Au travail, on peut s'épanouir, parfois s'abîmer

1 septembre 2008
© Ouest France 2008.
Journal de consultation, la psychanalyste Marie Pezé décortique les souffrances qu'engendrent les nouvelles formes d'organisation du travail.
Marie Pezé.
Psychologue clinicienne, et psychanalyste. Elle a créé, à Nanterre, en 1997, la première consultation « Souffrance et travail », qu'elle dirige toujours. Elle reçoit 900 patients par an. Depuis, de nombreuses consultations similaires ont été ouvertes en France.
« Ils ne mourraient pas tous, mais tous étaient frappés », c'est le titre de votre journal. Il décrit différentes situations de souffrance psychique ou physiologique rencontrées au cours de vos consultations, entre 1997 et 2008.
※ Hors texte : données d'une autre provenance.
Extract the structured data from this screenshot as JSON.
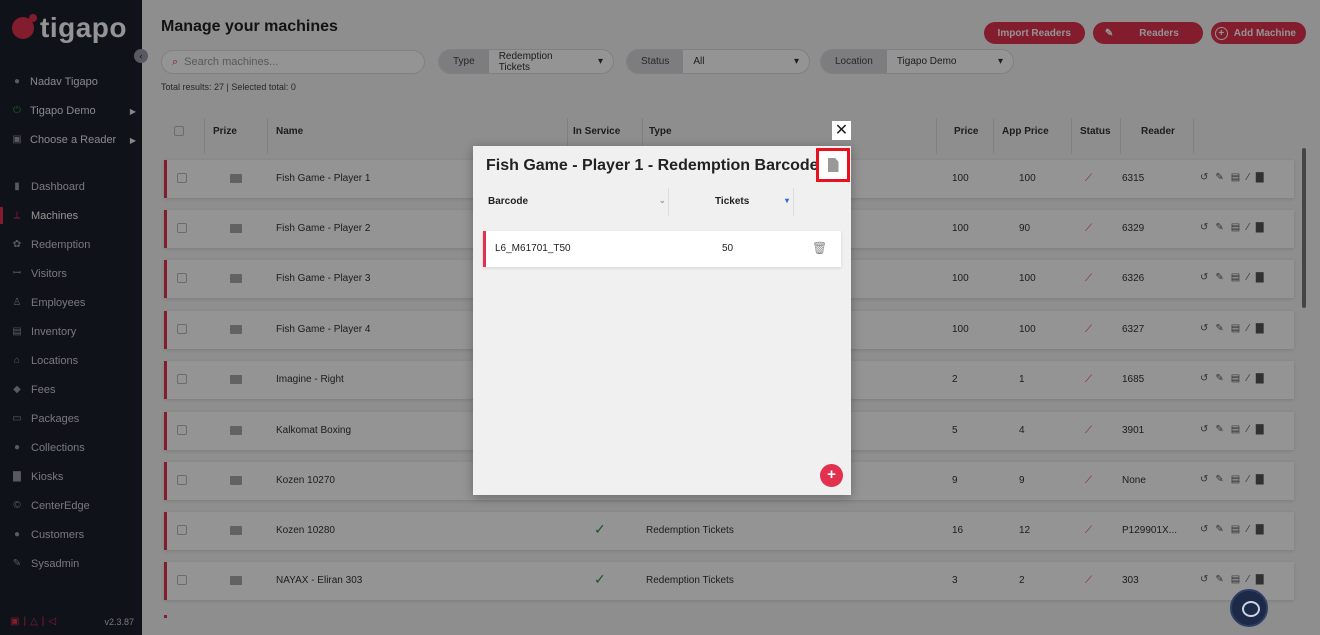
{
  "brand": {
    "name": "tigapo"
  },
  "sidebar": {
    "user": "Nadav Tigapo",
    "location": "Tigapo Demo",
    "reader": "Choose a Reader",
    "items": [
      {
        "label": "Dashboard",
        "icon": "chart-icon"
      },
      {
        "label": "Machines",
        "icon": "joystick-icon"
      },
      {
        "label": "Redemption",
        "icon": "gift-icon"
      },
      {
        "label": "Visitors",
        "icon": "users-icon"
      },
      {
        "label": "Employees",
        "icon": "badge-icon"
      },
      {
        "label": "Inventory",
        "icon": "box-icon"
      },
      {
        "label": "Locations",
        "icon": "map-icon"
      },
      {
        "label": "Fees",
        "icon": "tag-icon"
      },
      {
        "label": "Packages",
        "icon": "ticket-icon"
      },
      {
        "label": "Collections",
        "icon": "coin-icon"
      },
      {
        "label": "Kiosks",
        "icon": "kiosk-icon"
      },
      {
        "label": "CenterEdge",
        "icon": "c-icon"
      },
      {
        "label": "Customers",
        "icon": "user-icon"
      },
      {
        "label": "Sysadmin",
        "icon": "edit-icon"
      }
    ],
    "version": "v2.3.87"
  },
  "header": {
    "title": "Manage your machines",
    "buttons": {
      "import": "Import Readers",
      "readers": "Readers",
      "add": "Add Machine"
    }
  },
  "filters": {
    "search_placeholder": "Search machines...",
    "type_label": "Type",
    "type_value": "Redemption Tickets",
    "status_label": "Status",
    "status_value": "All",
    "location_label": "Location",
    "location_value": "Tigapo Demo"
  },
  "results_text": "Total results: 27 | Selected total: 0",
  "table": {
    "columns": {
      "prize": "Prize",
      "name": "Name",
      "in_service": "In Service",
      "type": "Type",
      "price": "Price",
      "app_price": "App Price",
      "status": "Status",
      "reader": "Reader"
    },
    "rows": [
      {
        "name": "Fish Game - Player 1",
        "type": "",
        "price": "100",
        "app_price": "100",
        "reader": "6315",
        "in_service": false
      },
      {
        "name": "Fish Game - Player 2",
        "type": "",
        "price": "100",
        "app_price": "90",
        "reader": "6329",
        "in_service": false
      },
      {
        "name": "Fish Game - Player 3",
        "type": "",
        "price": "100",
        "app_price": "100",
        "reader": "6326",
        "in_service": false
      },
      {
        "name": "Fish Game - Player 4",
        "type": "",
        "price": "100",
        "app_price": "100",
        "reader": "6327",
        "in_service": false
      },
      {
        "name": "Imagine - Right",
        "type": "",
        "price": "2",
        "app_price": "1",
        "reader": "1685",
        "in_service": false
      },
      {
        "name": "Kalkomat Boxing",
        "type": "",
        "price": "5",
        "app_price": "4",
        "reader": "3901",
        "in_service": false
      },
      {
        "name": "Kozen 10270",
        "type": "",
        "price": "9",
        "app_price": "9",
        "reader": "None",
        "in_service": false
      },
      {
        "name": "Kozen 10280",
        "type": "Redemption Tickets",
        "price": "16",
        "app_price": "12",
        "reader": "P129901X...",
        "in_service": true
      },
      {
        "name": "NAYAX - Eliran 303",
        "type": "Redemption Tickets",
        "price": "3",
        "app_price": "2",
        "reader": "303",
        "in_service": true
      }
    ]
  },
  "modal": {
    "title": "Fish Game - Player 1 - Redemption Barcodes",
    "columns": {
      "barcode": "Barcode",
      "tickets": "Tickets"
    },
    "rows": [
      {
        "barcode": "L6_M61701_T50",
        "tickets": "50"
      }
    ]
  },
  "colors": {
    "accent": "#e2314f",
    "sidebar": "#1c1f2e",
    "highlight": "#e8121f"
  }
}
Une secrétaire de direction dont le patron, obsessionnel, exige qu'elle colle les timbres à 4 mm du bord de l'enveloppe ; un juriste, noyé par la charge de travail, qui tente de mettre fin à ses jours ; un employé communal harcelé par ses collègues ; une ouvrière au corps anéanti par les cadences de la chaîne, etc. Toutes les catégories professionnelles, tous les métiers sont concernés par les modifications de l'organisation du travail. Productivisme effréné, intensification des cadences et de la quantité de travail, management par la peur, la vérification... Des méthodes, souvent élaborées par des neurophysiologistes, qui se développent, s'intensifient. Ajoutez à cela, souvent, une défaillance de l'encadrement... Et, parfois, un silence collectif des collègues...
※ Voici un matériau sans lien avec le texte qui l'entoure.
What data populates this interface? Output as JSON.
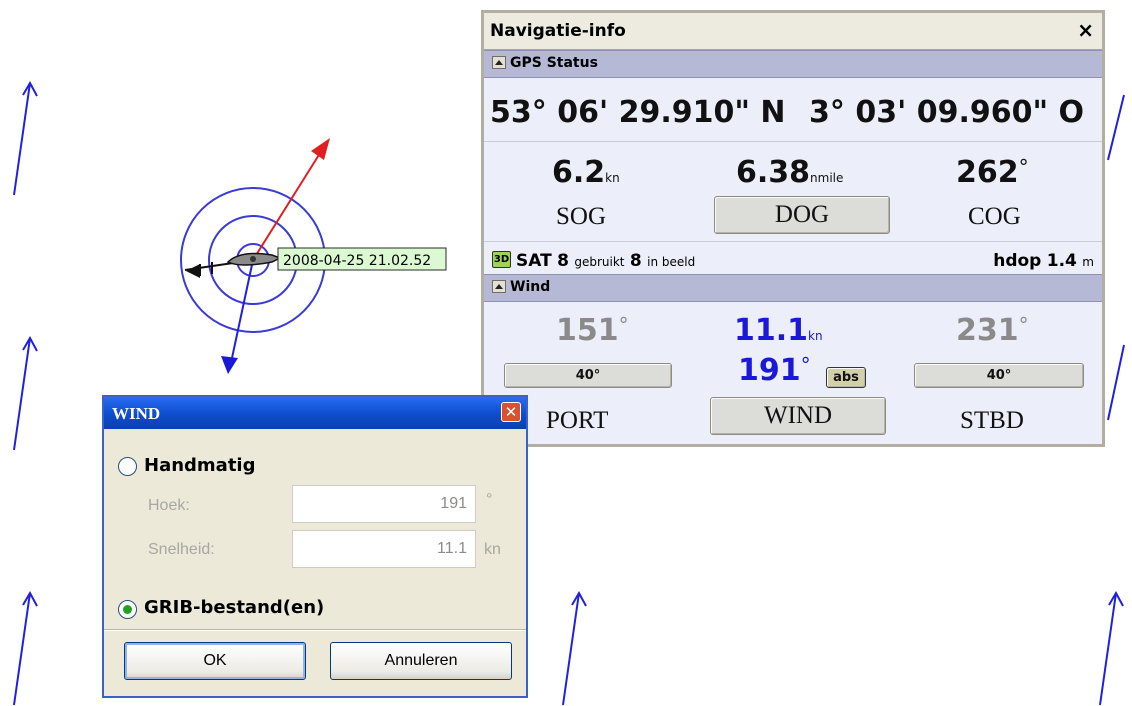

Oui, la solitude que l'on a délibérément organisée dans le travail a généré cette espèce de consentement passif qui fait qu'on laisse faire. En cause : la peur collective de perdre son emploi, tellement forte. Je me mets dans le tas, nous sommes tous concernés par ce silence.
Pour le travailleur, ces méthodes ont un coût psychique et organique considérable : troubles musculo-squelettiques, stress, dépression, suicide. Coût social également, épongé par la caisse d'assurance maladie. En plus, c'est contre-productif. Car ces salariés s'investiraient autant si on allait davantage sur le versant de la reconnaissance du travail, de la gratification.
Avec ces méthodes, vous dites qu'on « abîme la société ».
Oui, car on altère cet extraordinaire pacificateur social qu'est le travail. Je n'ai pas une vision angélique, je sais que le travail peut engendrer domination et servitude. Mais je crois aussi, profondément, que si nos pulsions ne trouvent pas d'exutoires gratifiants sur le plan social, à travers le travail, alors on a la violence. Pour caricaturer, il faut que le petit sadique puisse devenir un bon chirurgien, que le petit exhibitionniste puisse devenir un excellent acteur, que le petit voyeuriste qui regarde par les trous de serrure puisse devenir un très bon photographe.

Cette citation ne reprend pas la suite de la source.